Nope, excellent info. And it makes me glad I was not an air-to-air guy.
The author points out that during the Battle of Britain the Hurricane was just a little bit slower and had a little bit less rate of climb then the versions of Spit and Bf109 than the contemporary versions of the Bf and Spit. IIRC where it did fall off was at higher altitudes where it’s turning radius, among other things degraded. But German bombers formations I believe usually came in at less than 20,000ft. Unlike the Americans over Europe two years later.
Unlike the Bf 109 and Spit, no more significant performance improvements could be wrung out of the Hurricane design, the next generation Hurricane-equivalent being the Hawker Typhoon. Structural problems (the tail would sometimes come off in a dive) delaying the deployment of that aircraft.

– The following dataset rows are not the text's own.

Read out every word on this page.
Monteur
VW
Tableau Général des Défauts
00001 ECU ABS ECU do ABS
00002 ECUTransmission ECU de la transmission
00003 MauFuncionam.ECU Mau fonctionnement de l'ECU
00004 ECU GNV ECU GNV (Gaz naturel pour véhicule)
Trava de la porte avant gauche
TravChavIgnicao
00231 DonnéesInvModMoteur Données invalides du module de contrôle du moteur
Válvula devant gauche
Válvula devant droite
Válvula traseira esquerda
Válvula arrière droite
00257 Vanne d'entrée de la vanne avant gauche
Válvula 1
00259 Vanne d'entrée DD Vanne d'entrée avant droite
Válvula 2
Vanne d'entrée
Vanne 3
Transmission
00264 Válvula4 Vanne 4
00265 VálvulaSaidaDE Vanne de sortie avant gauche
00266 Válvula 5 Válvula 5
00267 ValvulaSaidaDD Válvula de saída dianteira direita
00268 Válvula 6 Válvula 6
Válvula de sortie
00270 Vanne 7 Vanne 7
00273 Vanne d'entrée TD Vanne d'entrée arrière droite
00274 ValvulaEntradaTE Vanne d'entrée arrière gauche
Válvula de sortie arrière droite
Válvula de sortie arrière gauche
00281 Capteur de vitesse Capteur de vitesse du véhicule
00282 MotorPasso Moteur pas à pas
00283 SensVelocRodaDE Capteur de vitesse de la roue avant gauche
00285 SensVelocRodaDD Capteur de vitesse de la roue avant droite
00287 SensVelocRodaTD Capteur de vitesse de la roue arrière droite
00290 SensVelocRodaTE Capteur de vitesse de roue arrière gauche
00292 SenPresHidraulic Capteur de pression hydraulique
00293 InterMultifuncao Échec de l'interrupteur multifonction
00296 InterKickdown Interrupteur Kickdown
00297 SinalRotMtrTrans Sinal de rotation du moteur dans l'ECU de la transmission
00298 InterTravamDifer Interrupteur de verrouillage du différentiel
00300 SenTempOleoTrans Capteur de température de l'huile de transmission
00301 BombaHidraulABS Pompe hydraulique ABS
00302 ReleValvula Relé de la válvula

Generally overlooked is that the excellent low-altitude flight characteristics of the Hurricane lent itself to ground-attack missions, cannon and bomb-armed Hurricanes performing well in that role in North Africa against Rommel. In fact I think I recall the use of wings with interchangeable armament attachment points was pioneered in the Hurricane Mark II. Likewise, by the summer of ‘44 the Typhoon became the pre-eminent British fighter-bomber.
And hanging thinner Spitfire-type elliptical wings on a Typhoon produced the Hawker Tempest, one of the very best fighters of the war.
What really interests me though is Northern France 41’ -‘42, where the qualitative superiority of both the Bf109F and the FW 190 resulted in the Spitfire getting hammered, for a whole year and a half. This gave rise to a number of Spitfire variants, including a clipped-wing low altitude version that could equal the FW190’s excellent rate of roll.
A puzzle though that the Brits were so far behind in the development of workable drop tanks.